Pregnant? Or have kids? Brain foods for your child!

How the brain develops during pregnancy and the initial two years is vital. It cannot be undone. Research has shown that the first 1000 days of life are critical for brain development.

How the brain develops is how it stays lifelong. Development of brain during this period will define how the child’s brain will work for the rest of her life.

So what should you do? The answer is right kind of food that plays important role in brain development.


According to Harvard Health research, ‘Nerves grow and connect and get covered with myelin, creating the systems that decide how a child — and the adult she becomes — thinks and feels.’

‘Those connections and changes affect sensory systems, learning, memory, attention, processing speed, the ability to control impulses and mood, and even the ability to multitask or plan.’

Apart from food, the environment we provide our children, the love, nurturing, caring and safety is crucial for these connections and changes.

Moreover, another crucial factor is breastfeeding. It can also make a big difference. This is because breast milk is the perfect first food but also because of the close contact with the mother that is part of breastfeeding.

11 nutrients those are necessary for healthy brain development include:

Folate – This nutrient is especially important for pregnant mothers. Beans, peas and lentils are rich in folic acid. Liver, spinach and cereals contain folic acid too.

Protein – For vegetarians, foods like idli, dosa that use black gram provides protein. Soaked fermented soybeans are also rich source of protein. Protein can be found in meat, poultry, seafood, beans and peas, eggs, soy products, nuts and seeds, as well as dairy.

Zinc – Nuts like pumpkin seeds, sesame seeds, almonds are high in zinc. Interestingly, oysters contains high amount of zinc. It’s also found in many meats, fish, dairy products, and nuts.


Iron – Beans, meats and lentils, dark leafy vegetables, and baked potatoes are among the best sources of iron. Cooking in traditional iron woks also help in supplementing this process.

Choline – Meat, dairy, and eggs have lots of choline, but so do many vegetables and other foods.

Iodine – Seaweed is a great source of iodine, but we also get it from iodized salt, seafood, dairy products, and enriched grains.

Vitamin A – Carrots, sweet potato, and spinach are good sources of this vitamin.
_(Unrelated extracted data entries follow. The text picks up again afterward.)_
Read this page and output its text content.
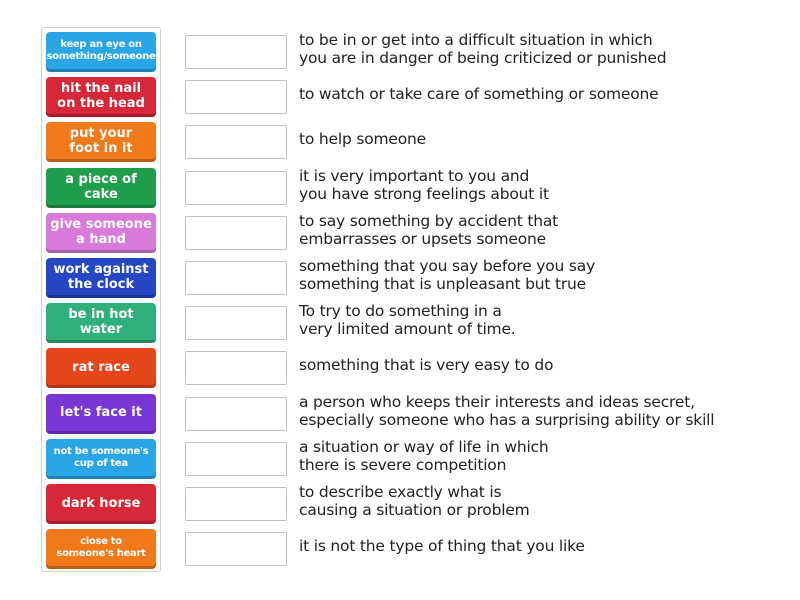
keep an eye on
something/someone
hit the nail
on the head
put your
foot in it
a piece of cake
give someone
a hand
work against
the clock
be in hot
water
rat race
let's face it
not be someone's
cup of tea
dark horse
close to
someone's heart
to be in or get into a difficult situation in which
you are in danger of being criticized or punished
to watch or take care of something or someone
to help someone
it is very important to you and
you have strong feelings about it
to say something by accident that
embarrasses or upsets someone
something that you say before you say
something that is unpleasant but true
To try to do something in a
very limited amount of time.
something that is very easy to do
a person who keeps their interests and ideas secret,
especially someone who has a surprising ability or skill
a situation or way of life in which
there is severe competition
to describe exactly what is
causing a situation or problem
it is not the type of thing that you like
Along with liver.

Vitamin D – This is available in plenty especially in morning sunshine. The best time to absorb vitamin D is early hours when the sun is rising and the rays are still red. The best way to get it is to get outside. The flesh of fatty fishes such as salmon have it, as does fish liver oil, and products fortified with it, such as fortified milk.
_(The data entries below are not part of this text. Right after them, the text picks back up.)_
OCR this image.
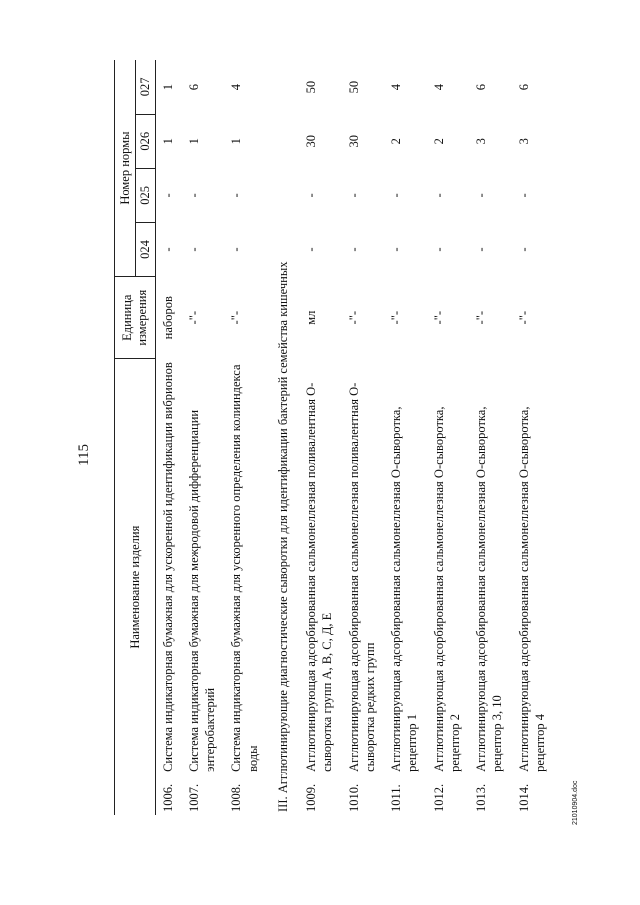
115
Наименование изделия		Единица
измерения	Номер нормы			
			024	025	026	027
1006.	Система индикаторная бумажная для ускоренной идентификации вибрионов	наборов	-	-	1	1
1007.	Система индикаторная бумажная для межродовой дифференциации энтеробактерий	-"-	-	-	1	6
1008.	Система индикаторная бумажная для ускоренного определения колииндекса воды	-"-	-	-	1	4
III. Агглютинирующие диагностические сыворотки для идентификации бактерий семейства кишечных						
1009.	Агглютинирующая адсорбированная сальмонеллезная поливалентная О-сыворотка групп А, В, С, Д, Е	мл	-	-	30	50
1010.	Агглютинирующая адсорбированная сальмонеллезная поливалентная О-сыворотка редких групп	-"-	-	-	30	50
1011.	Агглютинирующая адсорбированная сальмонеллезная О-сыворотка, рецептор 1	-"-	-	-	2	4
1012.	Агглютинирующая адсорбированная сальмонеллезная О-сыворотка, рецептор 2	-"-	-	-	2	4
1013.	Агглютинирующая адсорбированная сальмонеллезная О-сыворотка, рецептор 3, 10	-"-	-	-	3	6
1014.	Агглютинирующая адсорбированная сальмонеллезная О-сыворотка, рецептор 4	-"-	-	-	3	6
21010904.doc
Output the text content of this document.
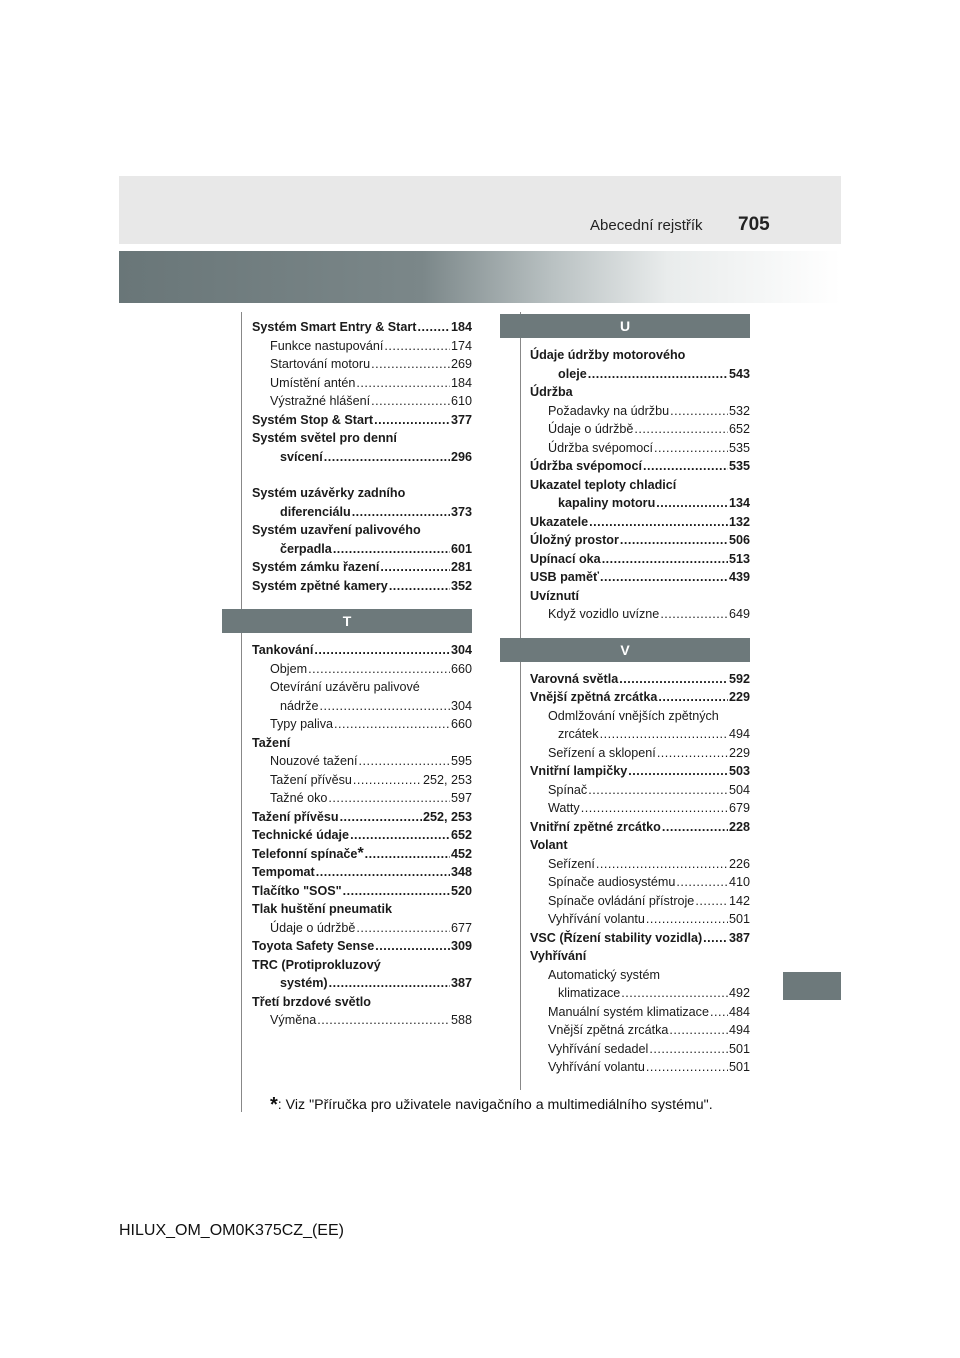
Abecední rejstřík 705
Systém Smart Entry & Start .....	184
Funkce nastupování .....	174
Startování motoru .....	269
Umístění antén .....	184
Výstražné hlášení .....	610
Systém Stop & Start .....	377
Systém světel pro denní
svícení .....	296
Systém uzávěrky zadního
diferenciálu .....	373
Systém uzavření palivového
čerpadla .....	601
Systém zámku řazení .....	281
Systém zpětné kamery .....	352
T
Tankování .....	304
Objem .....	660
Otevírání uzávěru palivové
nádrže .....	304
Typy paliva .....	660
Tažení
Nouzové tažení .....	595
Tažení přívěsu .....	252, 253
Tažné oko .....	597
Tažení přívěsu .....	252, 253
Technické údaje .....	652
Telefonní spínače * .....	452
Tempomat .....	348
Tlačítko "SOS" .....	520
Tlak huštění pneumatik
Údaje o údržbě .....	677
Toyota Safety Sense .....	309
TRC (Protiprokluzový
systém) .....	387
Třetí brzdové světlo
Výměna .....	588
U
Údaje údržby motorového
oleje .....	543
Údržba
Požadavky na údržbu .....	532
Údaje o údržbě .....	652
Údržba svépomocí .....	535
Údržba svépomocí .....	535
Ukazatel teploty chladicí
kapaliny motoru .....	134
Ukazatele .....	132
Úložný prostor .....	506
Upínací oka .....	513
USB paměť .....	439
Uvíznutí
Když vozidlo uvízne .....	649
V
Varovná světla .....	592
Vnější zpětná zrcátka .....	229
Odmlžování vnějších zpětných
zrcátek .....	494
Seřízení a sklopení .....	229
Vnitřní lampičky .....	503
Spínač .....	504
Watty .....	679
Vnitřní zpětné zrcátko .....	228
Volant
Seřízení .....	226
Spínače audiosystému .....	410
Spínače ovládání přístroje .....	142
Vyhřívání volantu .....	501
VSC (Řízení stability vozidla) ..... 387
Vyhřívání
Automatický systém
klimatizace .....	492
Manuální systém klimatizace ..... 484
Vnější zpětná zrcátka .....	494
Vyhřívání sedadel .....	501
Vyhřívání volantu .....	501
*: Viz "Příručka pro uživatele navigačního a multimediálního systému".
HILUX_OM_OM0K375CZ_(EE)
Vitamin B6 – The best sources of vitamin B6 are liver and other organ meats, fish, potatoes and other starchy vegetables, and fruit (not citrus).

Vitamin B12 – Vitamin B12 is naturally found in animal products, such as meat, fish, eggs, and dairy.

Long-chain polyunsaturated fatty acids – An example is omega-3 fatty acids. Fatty fish and fish oils contain omega-3. Some other oils, and many foods are also fortified with them.


For some pregnant women and children, getting all of these nutrients can be a challenge. Families who are vegetarian, may find it particularly challenging.

Ensure that if you are a pregnant woman or have small children, eat all the brain nutrients you and the child needs.

It is advisable for all to eat these brain foods to keep your mind active through out your life.